Christ Fellowship is a multi-site, multi-ethnic, megachurch based in Palm Beach Gardens, Florida with more than 28,000 in attendance each week on eleven locations throughout South Florida.

History
Christ Fellowship started in 1984 as a small Bible study with 40 people in Dr. Tom and Donna Mullins' living room and has grown to be one of the largest churches in America. Tom resigned from his job as athletic director at the Palm Beach State College in March 1985 to pursue ministry full-time.

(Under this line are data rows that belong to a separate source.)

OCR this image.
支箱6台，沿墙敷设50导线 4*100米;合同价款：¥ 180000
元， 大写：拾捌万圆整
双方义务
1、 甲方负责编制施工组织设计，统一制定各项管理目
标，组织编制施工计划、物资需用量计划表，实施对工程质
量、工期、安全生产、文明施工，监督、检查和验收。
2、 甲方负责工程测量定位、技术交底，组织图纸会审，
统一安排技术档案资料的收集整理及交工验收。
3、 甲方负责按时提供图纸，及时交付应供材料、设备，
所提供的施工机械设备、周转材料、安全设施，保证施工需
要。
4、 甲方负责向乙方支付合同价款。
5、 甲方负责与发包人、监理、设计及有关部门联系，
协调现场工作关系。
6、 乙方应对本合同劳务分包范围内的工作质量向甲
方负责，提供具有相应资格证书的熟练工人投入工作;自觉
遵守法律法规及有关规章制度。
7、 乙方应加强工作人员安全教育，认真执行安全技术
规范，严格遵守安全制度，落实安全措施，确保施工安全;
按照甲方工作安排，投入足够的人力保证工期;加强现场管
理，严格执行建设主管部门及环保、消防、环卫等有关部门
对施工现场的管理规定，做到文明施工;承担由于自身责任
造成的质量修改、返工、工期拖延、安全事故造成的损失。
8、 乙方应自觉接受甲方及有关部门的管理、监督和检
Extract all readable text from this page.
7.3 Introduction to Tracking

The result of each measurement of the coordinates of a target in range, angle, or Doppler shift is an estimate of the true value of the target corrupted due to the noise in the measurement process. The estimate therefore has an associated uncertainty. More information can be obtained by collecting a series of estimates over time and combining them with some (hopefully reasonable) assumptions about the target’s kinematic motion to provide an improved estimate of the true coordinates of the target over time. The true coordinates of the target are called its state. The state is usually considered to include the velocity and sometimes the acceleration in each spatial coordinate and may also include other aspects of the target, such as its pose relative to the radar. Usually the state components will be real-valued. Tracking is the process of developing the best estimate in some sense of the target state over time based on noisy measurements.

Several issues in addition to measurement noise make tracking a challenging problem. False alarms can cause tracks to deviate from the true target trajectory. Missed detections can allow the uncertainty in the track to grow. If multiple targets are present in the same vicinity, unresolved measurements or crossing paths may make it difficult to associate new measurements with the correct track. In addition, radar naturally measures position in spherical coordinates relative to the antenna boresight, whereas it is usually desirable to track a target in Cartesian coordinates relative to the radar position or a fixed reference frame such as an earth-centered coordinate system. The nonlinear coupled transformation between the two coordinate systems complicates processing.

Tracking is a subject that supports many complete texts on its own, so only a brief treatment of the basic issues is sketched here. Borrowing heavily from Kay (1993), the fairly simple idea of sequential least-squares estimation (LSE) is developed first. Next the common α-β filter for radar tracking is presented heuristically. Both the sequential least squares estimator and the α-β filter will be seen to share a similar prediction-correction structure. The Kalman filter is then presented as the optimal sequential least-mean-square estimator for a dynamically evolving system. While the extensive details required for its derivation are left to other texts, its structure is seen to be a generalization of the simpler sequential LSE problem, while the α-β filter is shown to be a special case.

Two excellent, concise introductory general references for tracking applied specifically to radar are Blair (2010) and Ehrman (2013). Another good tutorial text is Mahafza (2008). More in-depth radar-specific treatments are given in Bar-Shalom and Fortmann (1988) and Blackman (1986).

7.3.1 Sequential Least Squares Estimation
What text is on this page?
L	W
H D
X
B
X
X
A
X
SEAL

The first church building, which seated 800 people, was converted from a riding stable. Initial plans for a larger campus, located at the intersection of Northlake Boulevard and Gibson Road, were strongly opposed by local residents. However, the Palm Beach Gardens city council allowed the church to be built, based on revised plans including more parking, lower lights, and a wall on its north side.

Led by Pastor Todd and Julie Mullins, Christ Fellowship is based in Palm Beach Gardens, Florida.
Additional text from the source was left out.